Il mandato istituzionale
Mi sento investita di una forte responsabilità. Controllo la verifica del PaP, le firme dei partecipanti, il fatto che si rilevi ancora una volta il desiderio di uscita autonoma, cosa per altro naturale e per nulla deviante. Mi chiedo se al cancello debba essere messa una forma più alta di controllo entrate e uscte, un colore rosso che fermi le intenzioni, una telecamera.
Il mandato sociale
Voglio riconoscere e tutelare la libertà individuale di Rosa: propongo di mettere un laccio alle ciabatte preferite sul retro studiando con lei colore e stoffa; invito tutti I caregiver a reincontrarci e a raffrontarci sul fatto che forse rischiare la caduta accidentale è meno desolante che “contenere”, delimitare gli spazi, controllare Rosa. Qualsiasi tentativo di confinare i residenti otterrebbe effetti contrari. Suggerisco di trovare espedienti per rendere la sua giornata più sicura — tra cui spostare il passaggio di consegne vicino alla camera di Rosa, ma anche di potenziare i suoi momenti di autonomia — contrastando la sua rabbia e voglia di evasione.
Il mandato politico
Sento forte il desiderio di migliorare la qualità di vita nella mia RSA, coinvolgo l’equipe ma anche le colleghe del servizio sociale e del Dsm che segue Rosa per avere un suggerimento, per seguire una linea comune, al fine di rendere la giornata di Rosa meno smaniosa di cercare una porta.
Mandato professionale
Accolgo le osservazioni degli operatori sulla carenza di personale che rende difficile la sorveglianza nonchè il tempo necessario per seguire dal punto di vista relazionale le esigenze di Rosa e di altri come lei. Allo stesso tempo penso sia necessario organizzare un focus formativo agli operatori, motivandone le capacità ma orientando le azioni solo sull’interesse centrato sulla persona, non “ingestibile”, ma assolutamente autodeterminata.
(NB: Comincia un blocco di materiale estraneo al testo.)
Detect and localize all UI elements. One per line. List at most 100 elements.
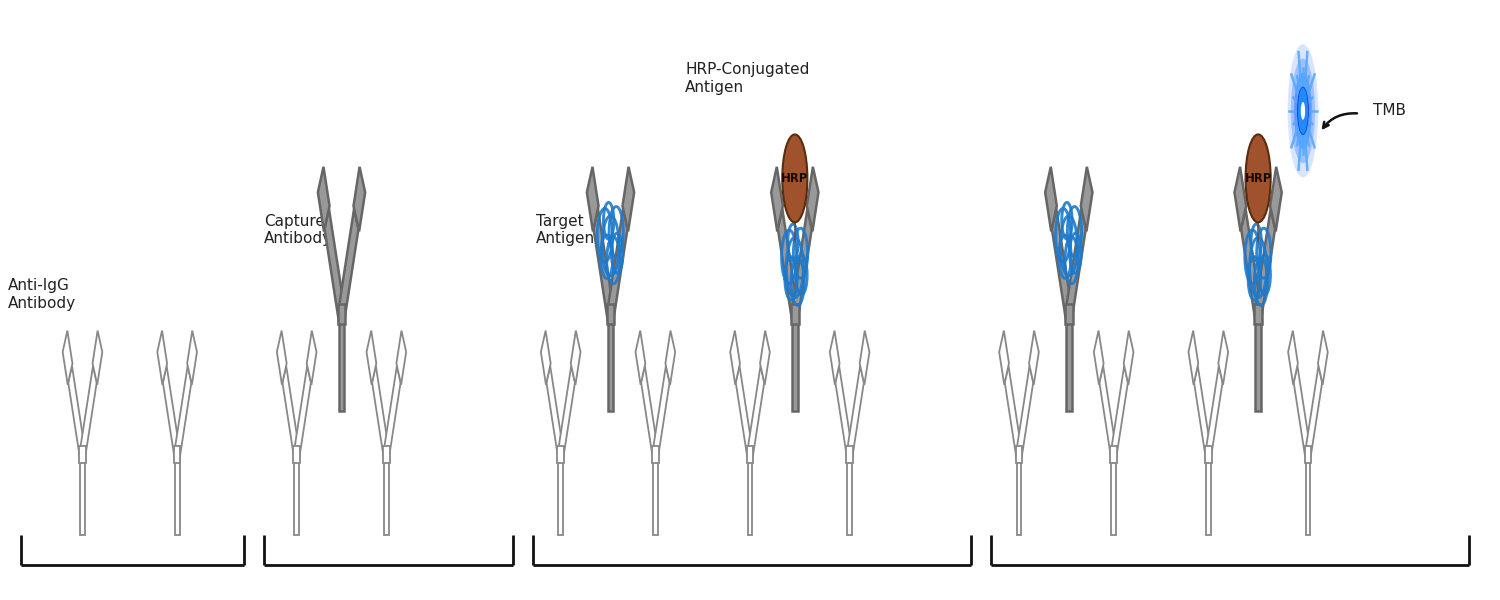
Polygon shape: [542, 331, 550, 385]
Text: Target
Antigen: Target Antigen: [536, 214, 596, 246]
Polygon shape: [830, 331, 840, 385]
Polygon shape: [1318, 331, 1328, 385]
Polygon shape: [1017, 365, 1034, 463]
Polygon shape: [1305, 454, 1311, 535]
Polygon shape: [1110, 446, 1118, 463]
Polygon shape: [1293, 365, 1310, 463]
Polygon shape: [306, 331, 316, 385]
Polygon shape: [558, 446, 564, 463]
Polygon shape: [622, 167, 634, 232]
Polygon shape: [396, 331, 406, 385]
Polygon shape: [1188, 331, 1198, 385]
Text: Anti-IgG
Antibody: Anti-IgG Antibody: [8, 278, 76, 311]
Polygon shape: [666, 331, 675, 385]
Polygon shape: [1017, 454, 1022, 535]
Polygon shape: [999, 331, 1010, 385]
Polygon shape: [1194, 365, 1210, 463]
Polygon shape: [382, 446, 390, 463]
Polygon shape: [366, 331, 376, 385]
Polygon shape: [747, 454, 753, 535]
Polygon shape: [174, 454, 180, 535]
Polygon shape: [1065, 304, 1072, 324]
Polygon shape: [1240, 209, 1260, 325]
Polygon shape: [652, 454, 658, 535]
Polygon shape: [1256, 314, 1262, 411]
Polygon shape: [847, 454, 852, 535]
Polygon shape: [63, 331, 72, 385]
Polygon shape: [652, 446, 658, 463]
Polygon shape: [80, 454, 86, 535]
Ellipse shape: [1300, 102, 1305, 120]
Ellipse shape: [1245, 134, 1270, 223]
Polygon shape: [164, 365, 178, 463]
Polygon shape: [792, 314, 798, 411]
Polygon shape: [1100, 365, 1116, 463]
Text: Capture
Antibody: Capture Antibody: [264, 214, 332, 246]
Polygon shape: [1112, 365, 1128, 463]
Ellipse shape: [1298, 87, 1308, 134]
Polygon shape: [1288, 331, 1298, 385]
Polygon shape: [324, 209, 344, 325]
Polygon shape: [606, 304, 615, 324]
Polygon shape: [339, 314, 345, 411]
Polygon shape: [1029, 331, 1039, 385]
Polygon shape: [278, 331, 286, 385]
Ellipse shape: [1292, 59, 1316, 163]
Polygon shape: [558, 454, 562, 535]
Polygon shape: [294, 454, 298, 535]
Polygon shape: [354, 167, 364, 232]
Polygon shape: [730, 331, 740, 385]
Polygon shape: [1254, 304, 1262, 324]
Polygon shape: [1016, 446, 1023, 463]
Polygon shape: [1005, 365, 1022, 463]
Polygon shape: [80, 446, 86, 463]
Polygon shape: [608, 314, 613, 411]
Text: HRP: HRP: [782, 172, 808, 185]
Polygon shape: [736, 365, 752, 463]
Polygon shape: [760, 331, 770, 385]
Polygon shape: [790, 304, 800, 324]
Ellipse shape: [1287, 44, 1318, 178]
Text: HRP-Conjugated
Antigen: HRP-Conjugated Antigen: [686, 62, 810, 95]
Polygon shape: [560, 365, 574, 463]
Polygon shape: [636, 331, 645, 385]
Polygon shape: [68, 365, 84, 463]
Polygon shape: [847, 365, 864, 463]
Polygon shape: [654, 365, 669, 463]
Text: HRP: HRP: [1245, 172, 1272, 185]
Polygon shape: [846, 446, 853, 463]
Polygon shape: [594, 209, 612, 325]
Polygon shape: [807, 167, 819, 232]
Polygon shape: [859, 331, 870, 385]
Polygon shape: [836, 365, 852, 463]
Polygon shape: [572, 331, 580, 385]
Ellipse shape: [1294, 73, 1311, 149]
Polygon shape: [1094, 331, 1104, 385]
Polygon shape: [294, 446, 300, 463]
Polygon shape: [1218, 331, 1228, 385]
Polygon shape: [1206, 365, 1222, 463]
Polygon shape: [282, 365, 298, 463]
Polygon shape: [771, 167, 783, 232]
Polygon shape: [176, 365, 192, 463]
Polygon shape: [1112, 454, 1116, 535]
Polygon shape: [296, 365, 310, 463]
Polygon shape: [546, 365, 562, 463]
Polygon shape: [609, 209, 627, 325]
Polygon shape: [384, 454, 388, 535]
Polygon shape: [188, 331, 196, 385]
Ellipse shape: [1298, 87, 1308, 134]
Polygon shape: [158, 331, 166, 385]
Polygon shape: [748, 365, 764, 463]
Polygon shape: [338, 304, 345, 324]
Polygon shape: [1052, 209, 1071, 325]
Polygon shape: [1256, 209, 1275, 325]
Polygon shape: [1124, 331, 1134, 385]
Text: TMB: TMB: [1372, 103, 1406, 118]
Polygon shape: [318, 167, 330, 232]
Polygon shape: [1066, 314, 1071, 411]
Polygon shape: [339, 209, 358, 325]
Ellipse shape: [783, 134, 807, 223]
Polygon shape: [81, 365, 96, 463]
Polygon shape: [778, 209, 796, 325]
Conoscendo le giornate di Rosa
All’ospedale invio la nostra relazione dell’accaduto e di tutto il percorso fatto con Rosa, chiedendo la sospensione del giudizio su un operato non conosciuto. Anche questo cozza con l’evidente lacuna che ho riscontrato nel comportamento degli operatori e il loro voler determinare, gestire, Rosa.
Scopriamo insieme che: al mattino Rosa veniva svegliata presto per la pulizia della stanza e restava nervosa per tutto il giorno. Veniva spinta a pranzare velocemente, quando invece era possibile lasciarle uno spazio per terminare il pasto nei suoi tempi. Ultimamente veniva aiutata nell’igiene personale, che era in grado di svolgere da sola, seppur con risultati meno evidenti!
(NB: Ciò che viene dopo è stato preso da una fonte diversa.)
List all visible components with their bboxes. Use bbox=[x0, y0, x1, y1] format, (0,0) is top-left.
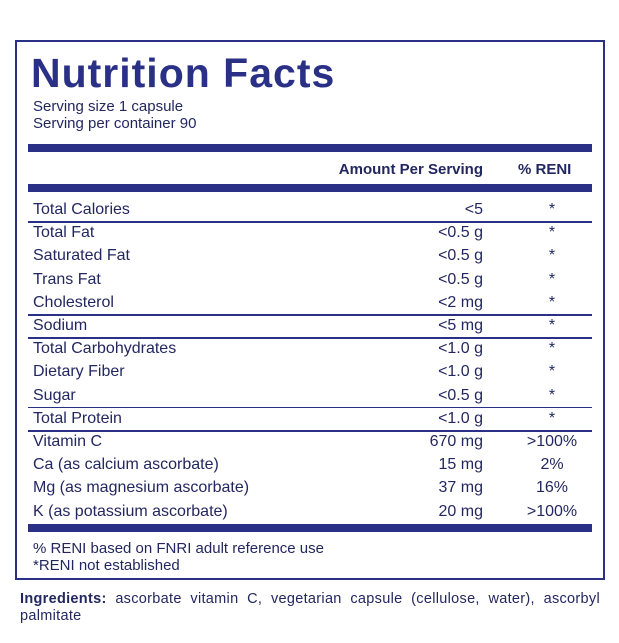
nutrient-name: K (as potassium ascorbate) bbox=[33, 502, 228, 520]
nutrient-reni: * bbox=[548, 201, 556, 218]
nutrient-amount: <5 mg bbox=[438, 317, 483, 334]
rule-thick bbox=[28, 524, 592, 532]
nutrient-amount: <1.0 g bbox=[438, 409, 483, 427]
nutrient-name: Vitamin C bbox=[33, 433, 103, 450]
nutrient-name: Saturated Fat bbox=[33, 247, 130, 265]
nutrient-name: Dietary Fiber bbox=[33, 363, 125, 381]
rule-thin bbox=[28, 221, 592, 223]
nutrient-name: Ca (as calcium ascorbate) bbox=[33, 456, 219, 474]
ingredients: Ingredients: ascorbate vitamin C, vegeta… bbox=[20, 591, 600, 625]
rule-thick bbox=[28, 144, 592, 152]
rule-thin bbox=[28, 430, 592, 432]
nutrient-reni: * bbox=[548, 247, 556, 265]
ingredients-label: Ingredients: bbox=[20, 591, 107, 607]
nutrient-reni: * bbox=[548, 270, 556, 288]
nutrient-amount: 20 mg bbox=[438, 502, 483, 520]
nutrient-reni: * bbox=[548, 317, 556, 334]
nutrient-amount: <2 mg bbox=[438, 293, 483, 311]
nutrient-name: Cholesterol bbox=[33, 293, 114, 311]
nutrient-name: Total Protein bbox=[33, 409, 122, 427]
nutrient-amount: 37 mg bbox=[438, 479, 483, 497]
nutrient-name: Sodium bbox=[33, 317, 88, 334]
nutrient-amount: <1.0 g bbox=[438, 340, 483, 358]
rule-thin bbox=[28, 314, 592, 316]
nutrient-reni: * bbox=[548, 363, 556, 381]
serving-size: Serving size 1 capsule bbox=[33, 98, 184, 115]
nutrient-reni: * bbox=[548, 386, 556, 404]
nutrient-reni: 2% bbox=[540, 456, 564, 474]
rule-thin bbox=[28, 337, 592, 339]
nutrient-reni: 16% bbox=[535, 479, 569, 497]
nutrient-name: Total Carbohydrates bbox=[33, 340, 177, 358]
nutrient-reni: * bbox=[548, 409, 556, 427]
nutrient-reni: * bbox=[548, 340, 556, 358]
nutrient-amount: <0.5 g bbox=[438, 224, 483, 242]
nutrient-amount: 15 mg bbox=[438, 456, 483, 474]
nutrient-amount: 670 mg bbox=[429, 433, 483, 450]
footnote: *RENI not established bbox=[33, 557, 180, 574]
footnote: % RENI based on FNRI adult reference use bbox=[33, 540, 324, 557]
rule-thin bbox=[28, 406, 592, 409]
label-box bbox=[15, 40, 605, 580]
servings-per-container: Serving per container 90 bbox=[33, 115, 197, 132]
reni-header: % RENI bbox=[518, 161, 572, 178]
nutrient-name: Mg (as magnesium ascorbate) bbox=[33, 479, 250, 497]
nutrient-name: Sugar bbox=[33, 386, 76, 404]
nutrient-reni: * bbox=[548, 224, 556, 242]
title: Nutrition Facts bbox=[31, 50, 336, 96]
nutrient-reni: >100% bbox=[526, 433, 578, 450]
nutrient-amount: <0.5 g bbox=[438, 270, 483, 288]
nutrient-amount: <5 bbox=[464, 201, 483, 218]
nutrient-reni: * bbox=[548, 293, 556, 311]
amount-header: Amount Per Serving bbox=[338, 161, 483, 178]
nutrient-name: Total Calories bbox=[33, 201, 130, 218]
nutrient-name: Trans Fat bbox=[33, 270, 101, 288]
nutrient-name: Total Fat bbox=[33, 224, 95, 242]
nutrient-reni: >100% bbox=[526, 502, 578, 520]
rule-thick bbox=[28, 184, 592, 192]
ingredients-text: ascorbate vitamin C, vegetarian capsule … bbox=[20, 591, 600, 624]
nutrient-amount: <1.0 g bbox=[438, 363, 483, 381]
nutrient-amount: <0.5 g bbox=[438, 247, 483, 265]
nutrient-amount: <0.5 g bbox=[438, 386, 483, 404]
Scopriamo che le luci in camera di Rosa sono molto soffuse e la tapparella funziona male: ci confrontiamo sul tema della bellezza che deve fare da cornice alle nostre giornate e alle nostrestanze di RSA. Ogni azione intrapresa è condivisa con Rosa, che, come mille altri non tollera il numerino sulle sue camicette a Fiori, le porte chiuse, i divieti incomprensibili.
Scegliere come se fossimo Rosa, per imparare tutti
Alla fine scelgo di non scegliere. Scelgo Rosa, mi chiedo io cosa vorrei al posto suo. Ogni giorno diventerà una scoperta in più su quello che tutti noi – dalla pulizia della sua stanza calibrando gli orari a seconda dei suoi ritmi e non viceversa, fino alla somministrazione della terapia – scopriremo di lei. E capiremo anche se quella casa lei se la sente casa, o solo un posto dove vivere.
Immersa tra tutte le sfaccettature del ruolo complesso che ricopro, mi soffermo sulla persona, sulla storia. Somministrare la terapia dopo pranzo, anziché durante il pasto, le permetteva un sonnellino riparatore che copriva il delicato momento del passaggio consegne. Mangiare da sola, lavarsi da sola, la rendeva più felice. Rosa da piccola amava intrecciare margherite: organizziamo un appuntamento pomeridiano di raccolta fiori all’esterno, da sola, in sicurezza.
E se Rosa “fuggirà” di nuovo, stavolta avrà scarpe adatte, e la consapevolezza di ognuno di noi.